Lacrime e Sangue
“Dico al Parlamento come ho detto ai ministri di questo governo, che non ho nulla da offrire se non sangue, fatica, lacrime e sudore…”
Un quotidiano di Bologna qualche giorno fa, scriveva che “dalla riunione tra Thiago Motta e Saputo è stata anche confermata la necessità di un mercato lacrime e sangue”, usando la retorica Churchilliana un tanto al chilo, così da “impressionare” il povero lettore ignaro che si tratta più o meno, di quanto fanno quasi tutte le squadre del mondo: vendere per tenere i conti in ordine.
Come al solito si vuole spaventare il tifoso, così da tenere alto il livello di tensione attorno a questa proprietà, evidentemente poco attraente alla gran parte della nomenclatura giornalistica cittadina.
Non viene specificato nell’articolo, che spesso si chiede anche ai dirigenti non solo di fare plusvalenze ma anche di abbassare il monte ingaggi; il calcio ha dei costi ormai insostenibili, le proprietà che “cacciano i soldi” non ci sono più, tutte devono fare di conto e allora, per le società è necessario tenere i conti in regola.
È un gioco al massacro contro tutte le proprietà, utile solo per biechi ritorni personali di audience: lisciare il pelo alla minoranza rumorosa, fare del populismo spiccio, fingersi esperti in tutto – dai bilanci fino agli schemi – ergersi a portatori del pensiero del “popolo rossoblu”, nel caso bolognese, evidentemente ha un sicuro tornaconto editoriale.
Lacrime e sangue viene più o meno scritto e sentito ogni anno a fine campionato: si disegnano scenari apocalittici con Saputo che vuole vendere anche le sedie di Casteldebole; poi, la stagione successiva, il Bologna fa il suo campionato di Serie A, senza grossi patemi (a parte una stagione), creando qualche plusvalenze (utile per i tenere i conti in ordine), attraendo un certo numero crescente di tifosi, generando comunque interesse, nonostante le cassandre del “lacrime e sangue”.
Churchill lasciamolo a periodi storici più consoni, quando semmai, a Bologna, si cagavano veramente lamette: qui, il sangue, esce dagli occhi e dalle orecchie ogni benedetto fine campionato leggendo e ascoltando sempre e solo storie da tragedia imminente.

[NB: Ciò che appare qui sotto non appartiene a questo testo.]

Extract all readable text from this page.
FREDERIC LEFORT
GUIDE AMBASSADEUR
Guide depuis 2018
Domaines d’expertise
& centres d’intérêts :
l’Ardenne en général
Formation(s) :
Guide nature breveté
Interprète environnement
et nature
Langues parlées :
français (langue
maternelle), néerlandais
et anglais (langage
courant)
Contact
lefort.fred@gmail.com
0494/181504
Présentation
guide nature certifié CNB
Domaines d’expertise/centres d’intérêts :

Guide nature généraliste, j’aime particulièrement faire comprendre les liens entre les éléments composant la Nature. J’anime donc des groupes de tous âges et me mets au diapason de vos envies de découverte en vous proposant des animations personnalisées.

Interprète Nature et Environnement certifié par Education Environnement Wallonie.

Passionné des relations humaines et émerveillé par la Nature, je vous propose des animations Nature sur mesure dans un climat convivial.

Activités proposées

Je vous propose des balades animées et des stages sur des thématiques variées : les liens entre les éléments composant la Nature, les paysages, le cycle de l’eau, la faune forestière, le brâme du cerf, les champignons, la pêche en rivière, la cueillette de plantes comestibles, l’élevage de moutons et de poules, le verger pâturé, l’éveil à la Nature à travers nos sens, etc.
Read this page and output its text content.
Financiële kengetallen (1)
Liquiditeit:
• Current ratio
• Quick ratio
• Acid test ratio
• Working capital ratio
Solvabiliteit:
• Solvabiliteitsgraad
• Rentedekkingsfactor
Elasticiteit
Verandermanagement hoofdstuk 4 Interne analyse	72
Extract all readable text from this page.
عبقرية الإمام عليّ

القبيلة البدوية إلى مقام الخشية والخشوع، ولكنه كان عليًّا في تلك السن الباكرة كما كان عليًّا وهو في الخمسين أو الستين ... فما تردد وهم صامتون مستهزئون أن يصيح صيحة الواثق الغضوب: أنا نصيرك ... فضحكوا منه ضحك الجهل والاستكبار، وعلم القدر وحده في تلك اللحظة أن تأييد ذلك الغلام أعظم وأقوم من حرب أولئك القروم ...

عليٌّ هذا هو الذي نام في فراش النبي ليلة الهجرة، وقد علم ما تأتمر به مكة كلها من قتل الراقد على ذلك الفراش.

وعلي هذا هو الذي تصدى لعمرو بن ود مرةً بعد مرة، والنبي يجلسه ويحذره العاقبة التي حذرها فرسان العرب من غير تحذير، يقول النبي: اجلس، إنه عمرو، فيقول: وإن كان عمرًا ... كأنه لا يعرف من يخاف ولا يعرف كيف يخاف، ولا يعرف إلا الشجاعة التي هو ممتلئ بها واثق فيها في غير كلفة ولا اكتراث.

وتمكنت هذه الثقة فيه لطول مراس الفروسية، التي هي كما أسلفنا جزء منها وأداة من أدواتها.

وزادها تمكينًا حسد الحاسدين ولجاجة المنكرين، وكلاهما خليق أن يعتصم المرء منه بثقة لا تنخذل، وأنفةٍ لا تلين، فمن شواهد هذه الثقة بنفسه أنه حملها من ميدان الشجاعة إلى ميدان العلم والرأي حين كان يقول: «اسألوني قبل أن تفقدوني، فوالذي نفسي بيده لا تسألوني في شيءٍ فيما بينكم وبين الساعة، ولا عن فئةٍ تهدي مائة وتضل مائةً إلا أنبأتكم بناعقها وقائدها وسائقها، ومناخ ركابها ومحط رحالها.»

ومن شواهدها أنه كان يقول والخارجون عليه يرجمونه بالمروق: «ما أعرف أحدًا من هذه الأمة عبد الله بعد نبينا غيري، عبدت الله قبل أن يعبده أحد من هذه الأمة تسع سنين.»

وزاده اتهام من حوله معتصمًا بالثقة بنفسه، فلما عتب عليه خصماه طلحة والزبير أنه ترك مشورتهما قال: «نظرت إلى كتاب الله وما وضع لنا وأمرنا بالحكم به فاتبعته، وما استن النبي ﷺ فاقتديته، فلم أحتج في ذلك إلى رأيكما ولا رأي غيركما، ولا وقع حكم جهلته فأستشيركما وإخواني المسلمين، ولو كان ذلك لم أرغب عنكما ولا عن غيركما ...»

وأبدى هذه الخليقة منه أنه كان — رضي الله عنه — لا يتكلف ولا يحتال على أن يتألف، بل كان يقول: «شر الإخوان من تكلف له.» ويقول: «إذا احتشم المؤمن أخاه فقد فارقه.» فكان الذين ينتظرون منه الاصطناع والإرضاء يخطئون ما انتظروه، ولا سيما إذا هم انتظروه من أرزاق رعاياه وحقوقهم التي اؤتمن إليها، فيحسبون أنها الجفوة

Poi succederà, certo succederà, che prima o dopo il Bologna incapperà in un anno complicato, fa parte della storia di tutte, dico tutte, le squadre del mondo; e loro, loro, diranno che ci avevano avvisato, che ci avevano visto lungo.
Lungo eh! ma molto lungo: sono otto anni che ci prospettano il futuro più nero, ma di cavallette all’orizzonte, per adesso, ancora niente.